I was formerly a mental health court judge. I recall when Steadman and coauthors wrote a column for this journal about mental health courts (
1) and a flurry of studies followed that ultimately hailed the collaborative success of such courts (
2–
4).
I write to urge another focus for collaboration. My family court assignment has provided me with insights that are at best troubling and at worst tragic.
After a verdict in criminal court, I would impose a range of sentences that included life in prison. My knowledge of a defendant was limited to the evidence presented during trial and, if he or she was found guilty, additional information provided in a probation report. It is not surprising that a number of the defendants had histories that included juvenile court adjudications.
I now know from my current assignment in family law that the dissolution of a marital relationship is not without an effect on children. Many of the adult defendants that I have sentenced—and will sentence— never had a chance because they were children of parents so intractable that the children became both victims and property of parental civil wars. These children come from homes that span the economic life of our society and that reflect our social tolerance for familial alternatives. But what these children all have in common is the experience of persistent parental discord, which often endures for years.
Not being a psychotherapist, I do not pretend to understand the various etiologies of the parental civil wars. And although many commentators promote collaborative dissolution (
5), that modality works admirably only with parties ready, willing, and, more important, financially able to hire an attorney, a mental health coach, and a financial accountant for each party. In two years in family court, I have seen only three such dissolutions. I am witness to many more failures at collaboration.
In family law as it relates to custody, I have heard many terms applied by one spouse to the other—terms such as “parental alienation syndrome,” “bipolar,” “obsessive-compulsive,” and “narcissistic.” But lacking credentials as a diagnostician, I refrain from diagnostic impressions. Yet it is all too apparent that some parents have issues that have deleterious effects on their children and on others.
More than two-thirds of my family law cases are unrepresented by lawyers, which means that matters involving custody, visitation, and parental exchange parameters are typically decided in 15-minute increments. But these decisions have lifelong consequences. In family law cases over which I’ve presided, no fewer than six children have attempted suicide. One child, age 14, is an alcoholic. A number of children have run away from their homes. The children in these cases have experienced academic failures, episodes of drug experimentation, and pregnancies. I have received letters from some children, and when we have been able to meet, children have expressed a common sentiment: “I just wish my parents would stop fighting.” One child graphically stated, “I feel like a chew toy between two pit bulls.” He was ten, and one who attempted suicide.
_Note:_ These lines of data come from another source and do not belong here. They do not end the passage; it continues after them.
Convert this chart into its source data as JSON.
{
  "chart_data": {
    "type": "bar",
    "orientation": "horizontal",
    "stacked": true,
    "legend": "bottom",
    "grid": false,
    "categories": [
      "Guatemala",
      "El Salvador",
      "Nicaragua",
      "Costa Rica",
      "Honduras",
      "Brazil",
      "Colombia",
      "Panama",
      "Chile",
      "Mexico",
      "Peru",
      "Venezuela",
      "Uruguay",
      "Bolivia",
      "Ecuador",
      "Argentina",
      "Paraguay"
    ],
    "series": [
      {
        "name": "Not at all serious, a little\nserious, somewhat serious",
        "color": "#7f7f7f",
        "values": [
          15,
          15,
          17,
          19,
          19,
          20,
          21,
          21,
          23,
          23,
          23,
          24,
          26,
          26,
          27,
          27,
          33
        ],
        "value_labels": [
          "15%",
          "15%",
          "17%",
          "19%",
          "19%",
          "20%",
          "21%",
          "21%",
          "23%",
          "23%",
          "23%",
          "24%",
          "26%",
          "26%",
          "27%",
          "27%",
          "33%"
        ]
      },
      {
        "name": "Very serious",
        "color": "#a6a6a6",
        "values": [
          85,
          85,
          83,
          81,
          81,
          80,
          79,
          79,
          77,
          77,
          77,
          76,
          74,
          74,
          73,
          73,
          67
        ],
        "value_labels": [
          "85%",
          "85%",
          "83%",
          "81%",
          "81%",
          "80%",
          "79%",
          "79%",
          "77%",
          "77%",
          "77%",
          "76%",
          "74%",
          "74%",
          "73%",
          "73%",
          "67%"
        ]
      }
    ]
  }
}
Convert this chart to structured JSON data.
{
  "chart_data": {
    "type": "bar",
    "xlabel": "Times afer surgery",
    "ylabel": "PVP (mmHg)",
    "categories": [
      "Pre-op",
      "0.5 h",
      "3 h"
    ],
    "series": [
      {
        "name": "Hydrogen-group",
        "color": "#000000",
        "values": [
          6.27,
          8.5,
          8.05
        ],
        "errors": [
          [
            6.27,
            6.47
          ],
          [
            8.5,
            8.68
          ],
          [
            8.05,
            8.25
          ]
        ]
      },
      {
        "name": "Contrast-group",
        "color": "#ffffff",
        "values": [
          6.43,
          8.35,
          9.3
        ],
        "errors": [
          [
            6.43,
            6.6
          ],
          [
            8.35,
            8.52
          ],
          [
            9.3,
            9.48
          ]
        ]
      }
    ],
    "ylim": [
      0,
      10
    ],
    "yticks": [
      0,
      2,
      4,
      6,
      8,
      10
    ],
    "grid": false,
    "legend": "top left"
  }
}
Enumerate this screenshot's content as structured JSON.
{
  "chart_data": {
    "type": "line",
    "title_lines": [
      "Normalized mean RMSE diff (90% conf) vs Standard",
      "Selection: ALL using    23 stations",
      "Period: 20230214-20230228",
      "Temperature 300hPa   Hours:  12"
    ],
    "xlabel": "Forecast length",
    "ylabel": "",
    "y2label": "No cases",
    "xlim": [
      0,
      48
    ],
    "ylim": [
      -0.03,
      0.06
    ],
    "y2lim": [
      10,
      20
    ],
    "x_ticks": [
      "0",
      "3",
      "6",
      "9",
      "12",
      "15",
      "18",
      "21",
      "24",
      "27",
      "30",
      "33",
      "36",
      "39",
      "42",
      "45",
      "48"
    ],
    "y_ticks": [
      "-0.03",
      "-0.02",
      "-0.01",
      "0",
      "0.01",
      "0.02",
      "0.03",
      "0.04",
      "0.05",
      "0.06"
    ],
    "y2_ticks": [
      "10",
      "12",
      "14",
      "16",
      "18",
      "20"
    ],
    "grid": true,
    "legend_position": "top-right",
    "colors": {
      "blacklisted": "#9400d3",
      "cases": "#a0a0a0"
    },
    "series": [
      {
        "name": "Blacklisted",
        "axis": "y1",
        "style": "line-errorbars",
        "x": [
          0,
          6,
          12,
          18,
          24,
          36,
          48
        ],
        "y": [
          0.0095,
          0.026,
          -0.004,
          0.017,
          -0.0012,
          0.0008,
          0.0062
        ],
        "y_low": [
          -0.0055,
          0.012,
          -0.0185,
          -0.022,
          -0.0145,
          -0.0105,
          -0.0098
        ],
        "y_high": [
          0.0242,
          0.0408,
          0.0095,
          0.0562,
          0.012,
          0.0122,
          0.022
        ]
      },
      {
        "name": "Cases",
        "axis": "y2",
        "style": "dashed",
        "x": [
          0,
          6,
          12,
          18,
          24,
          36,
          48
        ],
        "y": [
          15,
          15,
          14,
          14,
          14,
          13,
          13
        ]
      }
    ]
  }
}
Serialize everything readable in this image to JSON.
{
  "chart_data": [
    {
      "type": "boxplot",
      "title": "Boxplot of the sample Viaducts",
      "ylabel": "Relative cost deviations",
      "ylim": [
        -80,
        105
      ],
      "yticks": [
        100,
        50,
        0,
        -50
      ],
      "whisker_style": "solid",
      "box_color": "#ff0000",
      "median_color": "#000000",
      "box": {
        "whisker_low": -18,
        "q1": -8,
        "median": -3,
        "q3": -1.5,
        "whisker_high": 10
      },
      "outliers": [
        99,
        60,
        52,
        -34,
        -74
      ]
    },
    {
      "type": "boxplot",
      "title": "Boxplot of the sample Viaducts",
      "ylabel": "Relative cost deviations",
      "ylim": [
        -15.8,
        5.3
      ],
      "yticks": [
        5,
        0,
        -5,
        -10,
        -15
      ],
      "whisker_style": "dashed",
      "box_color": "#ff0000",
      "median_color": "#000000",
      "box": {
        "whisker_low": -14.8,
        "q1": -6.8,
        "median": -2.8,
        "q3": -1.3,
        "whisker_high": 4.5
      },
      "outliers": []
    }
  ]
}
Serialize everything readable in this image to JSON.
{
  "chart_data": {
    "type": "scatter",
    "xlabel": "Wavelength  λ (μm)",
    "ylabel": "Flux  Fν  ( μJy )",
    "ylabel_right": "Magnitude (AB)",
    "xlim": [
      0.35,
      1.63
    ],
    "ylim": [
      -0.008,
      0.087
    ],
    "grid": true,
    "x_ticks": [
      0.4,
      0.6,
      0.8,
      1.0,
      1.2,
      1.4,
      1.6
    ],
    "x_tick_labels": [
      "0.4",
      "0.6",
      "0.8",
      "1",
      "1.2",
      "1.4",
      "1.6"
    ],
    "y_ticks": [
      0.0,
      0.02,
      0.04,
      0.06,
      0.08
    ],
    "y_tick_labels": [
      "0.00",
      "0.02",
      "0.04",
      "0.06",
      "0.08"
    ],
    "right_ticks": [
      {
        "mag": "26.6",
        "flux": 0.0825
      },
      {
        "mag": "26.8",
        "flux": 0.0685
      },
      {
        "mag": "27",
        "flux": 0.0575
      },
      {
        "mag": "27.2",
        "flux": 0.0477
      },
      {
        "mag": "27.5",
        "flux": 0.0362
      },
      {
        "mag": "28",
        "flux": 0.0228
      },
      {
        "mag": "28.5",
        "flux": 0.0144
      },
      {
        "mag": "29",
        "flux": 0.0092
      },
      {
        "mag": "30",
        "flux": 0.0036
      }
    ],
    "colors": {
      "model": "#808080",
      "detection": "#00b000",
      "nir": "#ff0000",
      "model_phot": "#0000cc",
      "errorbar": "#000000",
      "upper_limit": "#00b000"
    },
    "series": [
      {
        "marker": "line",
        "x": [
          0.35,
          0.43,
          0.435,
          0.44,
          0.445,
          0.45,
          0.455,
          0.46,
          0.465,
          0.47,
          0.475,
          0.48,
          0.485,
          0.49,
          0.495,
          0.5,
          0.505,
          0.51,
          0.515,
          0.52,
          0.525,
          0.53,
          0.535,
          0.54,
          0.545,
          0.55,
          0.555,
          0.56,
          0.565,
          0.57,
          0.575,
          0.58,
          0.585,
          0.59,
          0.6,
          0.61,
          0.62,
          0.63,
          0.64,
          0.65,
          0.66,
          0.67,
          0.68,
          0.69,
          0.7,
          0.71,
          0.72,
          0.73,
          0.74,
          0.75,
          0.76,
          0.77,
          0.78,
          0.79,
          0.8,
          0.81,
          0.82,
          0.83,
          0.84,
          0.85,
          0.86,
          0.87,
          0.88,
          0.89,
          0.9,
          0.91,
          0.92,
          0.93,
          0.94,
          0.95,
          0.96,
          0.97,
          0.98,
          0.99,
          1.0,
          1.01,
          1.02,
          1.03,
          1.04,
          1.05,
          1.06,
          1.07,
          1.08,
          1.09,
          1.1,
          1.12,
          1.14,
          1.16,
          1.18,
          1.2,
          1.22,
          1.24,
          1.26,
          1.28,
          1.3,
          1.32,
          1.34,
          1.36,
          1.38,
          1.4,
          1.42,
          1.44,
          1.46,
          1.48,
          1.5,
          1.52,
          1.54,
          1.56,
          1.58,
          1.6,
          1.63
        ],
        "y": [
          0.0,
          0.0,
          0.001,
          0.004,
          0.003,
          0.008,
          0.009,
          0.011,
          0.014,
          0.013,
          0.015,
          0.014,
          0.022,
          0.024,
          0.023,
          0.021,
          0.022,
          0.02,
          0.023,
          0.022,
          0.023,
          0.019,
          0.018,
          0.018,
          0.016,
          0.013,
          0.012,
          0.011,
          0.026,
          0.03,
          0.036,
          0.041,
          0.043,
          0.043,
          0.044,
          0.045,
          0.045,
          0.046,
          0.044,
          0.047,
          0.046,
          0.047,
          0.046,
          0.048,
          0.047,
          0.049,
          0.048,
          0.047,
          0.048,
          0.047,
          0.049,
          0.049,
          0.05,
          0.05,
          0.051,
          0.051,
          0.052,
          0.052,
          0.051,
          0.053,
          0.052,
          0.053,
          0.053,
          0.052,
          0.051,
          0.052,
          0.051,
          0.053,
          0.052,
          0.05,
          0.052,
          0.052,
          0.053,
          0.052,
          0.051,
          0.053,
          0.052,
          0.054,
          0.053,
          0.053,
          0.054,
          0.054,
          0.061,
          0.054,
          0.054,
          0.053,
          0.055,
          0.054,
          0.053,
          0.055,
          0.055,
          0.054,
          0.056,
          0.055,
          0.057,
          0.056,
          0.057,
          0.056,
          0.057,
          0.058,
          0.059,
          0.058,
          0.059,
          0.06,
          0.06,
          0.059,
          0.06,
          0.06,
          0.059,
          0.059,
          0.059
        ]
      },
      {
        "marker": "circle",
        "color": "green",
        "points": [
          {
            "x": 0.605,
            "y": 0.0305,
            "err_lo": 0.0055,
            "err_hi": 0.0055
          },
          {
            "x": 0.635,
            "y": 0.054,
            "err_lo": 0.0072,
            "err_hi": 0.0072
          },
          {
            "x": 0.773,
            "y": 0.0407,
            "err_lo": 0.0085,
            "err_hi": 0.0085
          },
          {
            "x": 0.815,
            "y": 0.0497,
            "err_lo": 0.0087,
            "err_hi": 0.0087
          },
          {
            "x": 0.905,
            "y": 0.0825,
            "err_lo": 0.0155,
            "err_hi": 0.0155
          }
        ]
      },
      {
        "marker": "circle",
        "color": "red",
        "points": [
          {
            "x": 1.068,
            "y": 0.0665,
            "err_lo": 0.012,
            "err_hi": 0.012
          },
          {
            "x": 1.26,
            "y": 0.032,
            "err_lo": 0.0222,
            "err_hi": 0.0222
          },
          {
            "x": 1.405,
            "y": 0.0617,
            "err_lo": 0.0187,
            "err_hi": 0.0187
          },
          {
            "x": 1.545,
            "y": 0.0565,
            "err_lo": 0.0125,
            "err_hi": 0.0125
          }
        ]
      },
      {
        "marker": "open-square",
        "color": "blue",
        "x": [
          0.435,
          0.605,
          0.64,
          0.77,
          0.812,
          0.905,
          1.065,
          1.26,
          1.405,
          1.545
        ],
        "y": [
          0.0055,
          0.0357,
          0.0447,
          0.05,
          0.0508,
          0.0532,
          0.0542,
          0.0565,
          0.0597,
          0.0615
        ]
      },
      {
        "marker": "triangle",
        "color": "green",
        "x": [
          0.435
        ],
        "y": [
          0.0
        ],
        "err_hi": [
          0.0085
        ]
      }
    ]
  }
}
In my current assignment to family court, I have come to appreciate the significant relationship that exists between the legal and behavioral communities. The behavioral-clinical community confronts the harm perpetrated on children by parental high conflict. But it would appear that behavioral academicians, long aware of the problem (
6,
7), need to devote more research to developing modalities that can more effectively reduce the number of high-conflict situations and, concomitantly, the long-term effects on children.
It appears that the problem of parental high conflict has been identified. However, more viable treatment modalities seem to elude behavioral academicians, particularly when a parent requires significant psychotherapeutic intervention. The behavioral-clinical community may debate whether parental alienation is a syndrome or a disorder, but what the children in these cases are experiencing is real.
I am reaching out to the behavioral community or, more properly, to the social services community, because I am ill equipped. But so are these parents. These parents are ordinarily fine people, but the process of relational dissolution has an effect. These people represent the broad spectrum of our society. However, they clearly lack insight into the import of their behaviors. Not being a behavioralist, I do not know whether diagnostic criteria exist for many of these adults. I also know little about the limitations imposed on the behavioral community that restrict clinicians’ effectiveness. I do not know the reasons for the failure of social service systems to meet the needs of such parents. I do not even know whether some parents are beyond the reach of any therapeutic interventions.
Regardless, I am deeply grieved by a system that continues to fail its children, their futures, and our society’s future. When children’s normal environment is of one of high conflict, what prospect does that hold for them and for their future significant others, their children, and our society? Can our two professions collaboratively do better?
Acknowledgments and disclosures
The author reports no competing interests.